‘Goodbye El Dorado’ is the eighth solo release from True West frontman and founder Russ Tolman. Written in the midst of a sabbatical in Osaka, Japan, it is a love letter to his US homeland and is sonically rooted in American country standards. The primary issue here, however, is that Tolman does not even threaten to tread new ground. The record is a drab affair of simplistic melodies and lyrical content which has been covered a million times before. ‘405’ is an ode to an overlong bus journey that nobody needed to hear, with Randy Newman-esque observations (“you’re really gonna piss me off, I’m stuck and I can’t get off”), and ‘North Hollywood Dream’ is soaked in more clichés than the title suggests (“you’ll have plenty of time for dreaming, so dream for dreaming’s sake”).

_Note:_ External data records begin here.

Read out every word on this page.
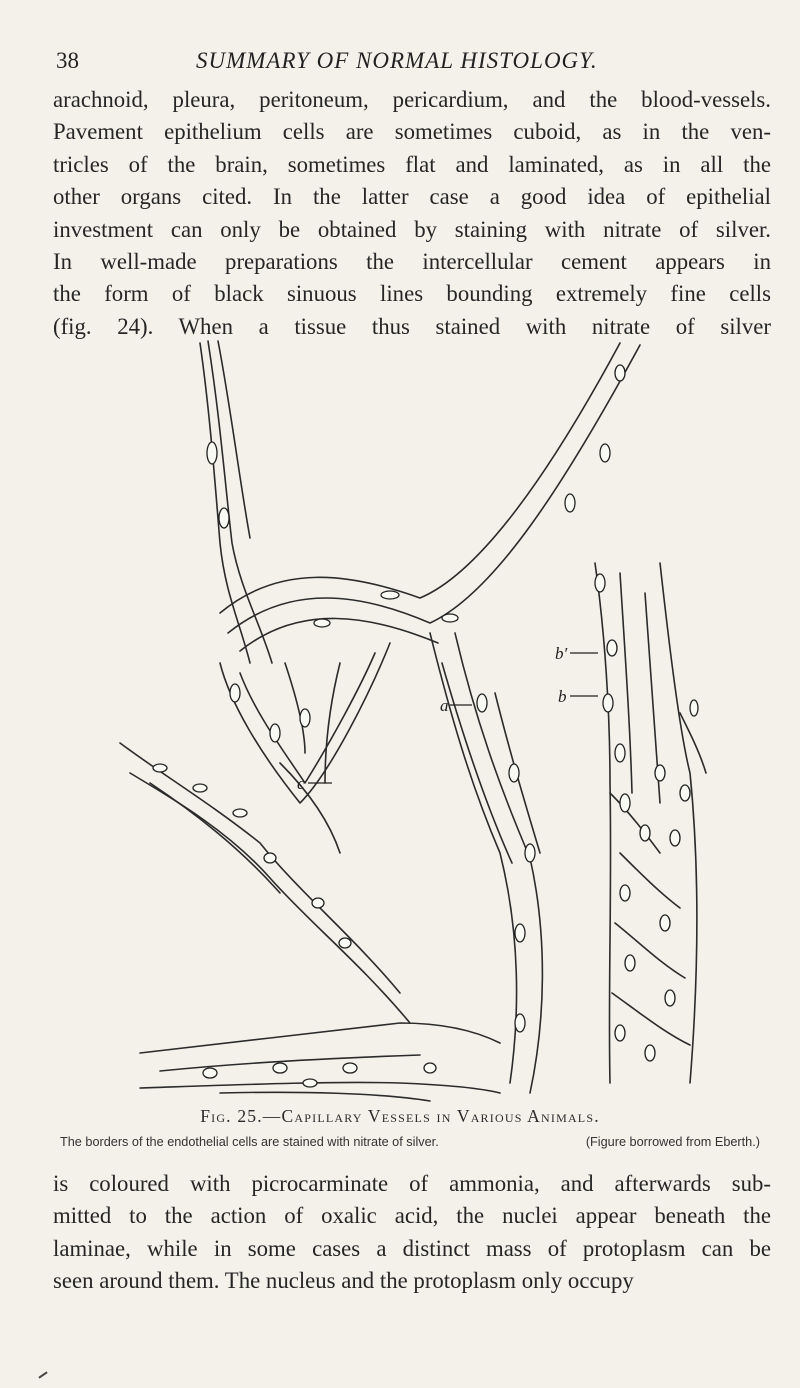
38	SUMMARY OF NORMAL HISTOLOGY.
arachnoid, pleura, peritoneum, pericardium, and the blood-vessels.
Pavement epithelium cells are sometimes cuboid, as in the ven-
tricles of the brain, sometimes flat and laminated, as in all the
other organs cited. In the latter case a good idea of epithelial
investment can only be obtained by staining with nitrate of silver.
In well-made preparations the intercellular cement appears in
the form of black sinuous lines bounding extremely fine cells
(fig. 24). When a tissue thus stained with nitrate of silver
a
c
b′
b
Fig. 25.—Capillary Vessels in Various Animals.
The borders of the endothelial cells are stained with nitrate of silver.	(Figure borrowed from Eberth.)
is coloured with picrocarminate of ammonia, and afterwards sub-
mitted to the action of oxalic acid, the nuclei appear beneath the
laminae, while in some cases a distinct mass of protoplasm can be
seen around them. The nucleus and the protoplasm only occupy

Tolman clearly likes to sing about places, and the majority of the tracks on the record are titled or are about specific cities or states. Unfortunately, for the local tourist boards he manages to make them sound thoroughly unappealing (intentional or otherwise). ‘Yuba City’ is one of the many examples, in which he sings “I’m going down to Yuba City, if I’m going down at all” as an absolutely shambolic keyboard solo plays us out.
The one redeeming moment is on ‘Do You Like The Way’ which twists and turns through ‘Sultans Of Swing’-inspired verses sprinkled this time with joyful keys. Tolman avoids traditional song structure and familiar themes and it results in the most listenable track on the record.
Overall though, ‘Goodbye El Dorado’ is a dull, unambitious effort, and clocking in at almost an hour, long overstays its welcome. If Tolman’s stay in Japan has resulted in a record that’s so clearly rooted in American themes, it questions the porousness of Japanese culture, or Tolman’s seeming reluctance to embrace it.